28
«Озабоченность» Хайдеггера, как особое расположение Присутствия,
способностью которого сделать бытие «целостным», может соответствовать
«желание» у Лакана, поскольку оно также объединяет субъект перед лицом
Другого. Важным также является и то, что у Лакана и Хайдеггера,
конституируется перед лицом Другого: "Другой встречает в своем
соприсутствии в мире" [28, c.120], "Другой — дублет самости" [28, c.124] – пишет
Хайдеггер. Равно так же, Лакан цитировал Артюра Рембо: Я – это Другой,
указывая на то, что природа Я – это присвоение себе образа и подобия Другого.
"Другой, будь то в латентном состоянии или нет, в раскрытии субъективности с
самого начала присутствует.

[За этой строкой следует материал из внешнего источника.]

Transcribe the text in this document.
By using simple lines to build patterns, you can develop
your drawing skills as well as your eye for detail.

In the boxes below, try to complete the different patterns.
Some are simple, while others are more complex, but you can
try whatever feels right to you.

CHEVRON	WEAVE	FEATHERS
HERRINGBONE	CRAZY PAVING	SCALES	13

Когда что-то из бессознательного начинает
показываться, Он обязательно уже налицо" [17, с.140].
С Хайдеггером Лакана роднит и та мысль, что человеческое
существование оказывается заброшенным в некую среду, которую оно отнюдь
не выбирает. Оно заброшено в него, вовлечено… - далее мы закончим это
высказывание, и станет ясно, что заброшено существование человека ни в
какой иной мир, кроме мира символического языкового – в язык, который
Хайдеггер назовет домом бытия.
Существование субъекта полагается всегда незавершенным, что у
Хайдеггера, что у Лакана. Оно пребывает в постоянной диалектике между
небытием и собственным становлением, при этом смерть – это уже
изначальная данность субъекта, находящаяся в нем самом – экзистенциальная
возможность: "Смертные — это люди. Они зовутся смертными, потому что в
силах умирать. Умереть значит: быть способным к смерти как таковой. Только
человек умирает. Животное околевает. У него нет смерти ни впереди, ни позади
него"[20, с. 324]. Речь, несомненно, о том, что животное, в отличии от человека, не
обладает представлением о смерти, не воображает ее, не символизирует –
словом, мало отдает себе отчет в той возможности, которую все мы однажды
реализуем - "…будем теперь называть смертных смертными не потому, что их
земная жизнь кончается, а потому, что они осиливают смерть как смерть"[20, с.
324].
Важно отметить – смерть понимается человеческим существом только как
символическое или воображаемое событие, к "реальной" смерти человек
отношения не имеет – хотя, прочувствовать тень собственной смертности он
может: смерть связана с чувством собственной незавершенности, неполноты,
нехватки – и эта "нехватка более ранняя, это его, субъекта, собственное
исчезновение: исчезновение, оказывающееся здесь в аккурат на месте
нехватки, обнаруженной им в Другом, - говорит нам Лакан. - Первое, что
предлагает он в качестве объекта родительскому желанию, чей объект
неизвестен ему, это собственная своя гибель – нехочет ли он погубить меня?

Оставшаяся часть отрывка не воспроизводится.